RIGHT MINDED
George W. Bush has made one of the greatest political comebacks in American history. For years he was cast as a simpleton and intellectual lightweight. But now Democrats are attributing supernatural powers to the president. It's been an amazing turn of fortune. Before, President Bush could barely tie his shoelaces. But just this year, so Democrats say, Dubya has caused a string of hurricanes to batter Florida, has kept the crippled such as Christopher Reeve confined to wheelchairs, and now the president is credited with the shortage in flu vaccinations.
Consider that on Oct. 19, John F. Kerry released a radio advertisement which stated, in part, "If you're an elderly man or woman, if you're a young child, if you're a pregnant woman, George Bush and the Republicans have this to say on health care: Don't get sick."
During an NPR interview, Kerry also asked "If you can't get flu vaccines to Americans, what kind of health care program are you running?" (Hopefully the answer would be "none." Presidents shouldn't run health care programs. It's the job of the private sector. It's also a curious answer coming from someone who insisted during the final presidential debate that his proposed government-run health care program isn't government-run.)
The shortage in flu vaccinations also prompted Sen. Hillary Clinton to remark that President Bush is "more interested in tax cuts for the rich than for flu shots for everyone who needs them. This administration has their priorities wrong, and we've really paid a big price for their negligence."
Hillary Clinton is that last person who should talk. In reality, she and her husband are a root cause of our perennial flu vaccine shortages.
In 1993, Hillary Clinton's "Vaccines for Children Program" was first implemented. This was a program designed to make vaccines more available to the poor, uninsured, and underinsured children, even though, reported the Wall Street Journal last year, child vaccination rates in U.S. at that time were considered relatively high by medical experts.
The program turned the government into the major purchaser and distributor of vaccines. Not only did Clinton's idea fail to result in any noticeable increase in childhood vaccination rates, but it also drove prices so low that the financial incentive for private companies to develop and produce vaccines was largely removed, making business unsustainable.
There's still another reason we aren't producing flu vaccinations in this nation: trial lawyers, such as John Edwards, and the legal concept of "liability without fault." Notes the Oct. 25 edition of The Weekly Standard, "Under liability without fault … the manufacturer can be held responsible for harm from its products, whether blameworthy or not. Add to that the jackpot awards that come from pain-and-suffering and punitive damages, and you have a legal climate that no manufacturer wants to risk."
For example, when an epidemic occurred at Fort Dix, New Jersey in 1976, the government took it upon itself to vaccinate the entire nation against the swine flu. Insurance companies refused to participate, so Congress, under the urging of Ted Kennedy, decided to provide the insurance. The Congressional Budget Office had estimated at the time the 45 million inoculations would yield 4,500 injury claims and 90 damage awards amounting to $2 million. In reality, there were 4,169 damage claims filed and 700 damage awards totaling in excess of $100 million. Indeed, the insurance companies knew better than the government.
Like the price controls resulting from the Vaccines for Children Program, the outcome of "liability without fault" has meant disaster for the vaccine industry. In 1967, there were 26 companies making vaccines in the United States.

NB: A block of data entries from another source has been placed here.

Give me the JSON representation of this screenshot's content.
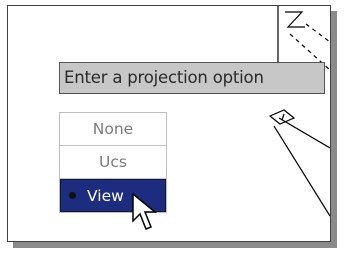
{
  "tooltip": {
    "text": "Enter a projection option"
  },
  "menu": {
    "options": [
      {
        "label": "None",
        "selected": false
      },
      {
        "label": "Ucs",
        "selected": false
      },
      {
        "label": "View",
        "selected": true
      }
    ]
  },
  "colors": {
    "tooltip_bg": "#c7c7c7",
    "selected_bg": "#1c2c7e",
    "option_text": "#7a7a7a",
    "drawing_lines": "#000000"
  },
  "icons": {
    "cursor": "arrow-pointer-icon",
    "bullet": "bullet-icon"
  }
}
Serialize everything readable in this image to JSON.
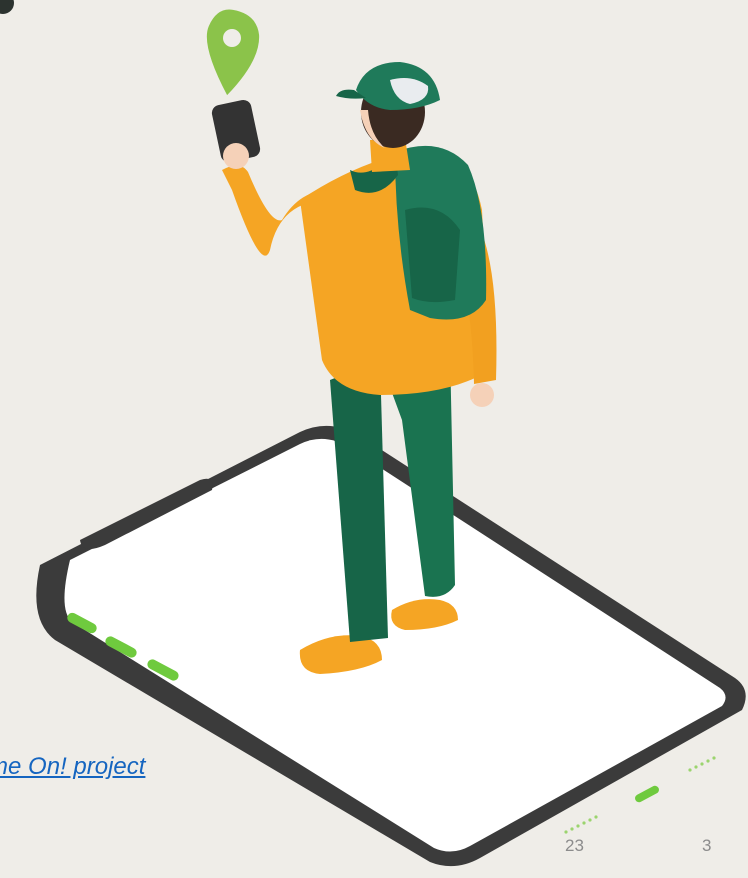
{
  "slide": {
    "link_text": "Game On! project",
    "footer_date": "23",
    "page_number": "3"
  },
  "icons": {
    "location_pin": "location-pin-icon",
    "corner": "corner-icon"
  },
  "colors": {
    "background": "#efede8",
    "link": "#1565c0",
    "footer_text": "#8c8c8c",
    "phone_body": "#3b3b3b",
    "phone_screen": "#ffffff",
    "phone_accent": "#6fca3e",
    "jacket": "#f5a524",
    "pants": "#176548",
    "backpack": "#1f7a5a",
    "pin": "#8bc34a"
  }
}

Today there are only four that make any type of vaccine, and none making the flu vaccine. And although vaccines have been approved by the Food and Drug Administration for recently emerging illnesses such as Lyme disease, no commercial vaccine exists, because no one is willing to take the enormous risk of producing and distributing it.
The combination of Clinton's program and "liability without fault" has been so disasterous that the United States is now looking to companies in Britain and France to supply the 100 million flu vaccines to be administered here this year.
Democrats are making a campaign issue out of the flu vaccine shortage now the Kerry campaign has shifted into crisis gear, and are now blaming President Bush for every ill – perceived and real – our nation faces. Ironically, it was a Democrat program which helped paved the way for the chronic shortages we face, illustrating once again that liberal ideas might be noble when conceived, but are disastrous when applied.
The Democratic Party is throwing everything it can at President Bush hoping to generate some traction for John Kerry. And as usual, Democrats are relying on the ignorance of the American people to shift blame onto the President that rightfully applies to them. Indeed, the lame excuse that President Bush is more interested in tax cuts for the rich than flu shots, when the real reasons are far more complex and condemnatory of the left, exposes a party that is desperate and generally bereft of ideas. Our perennial shortage of flu vaccines is the direct result of failed liberalism the left won't own up to, and the Democrats' only response is to hold President Bush "liable without fault."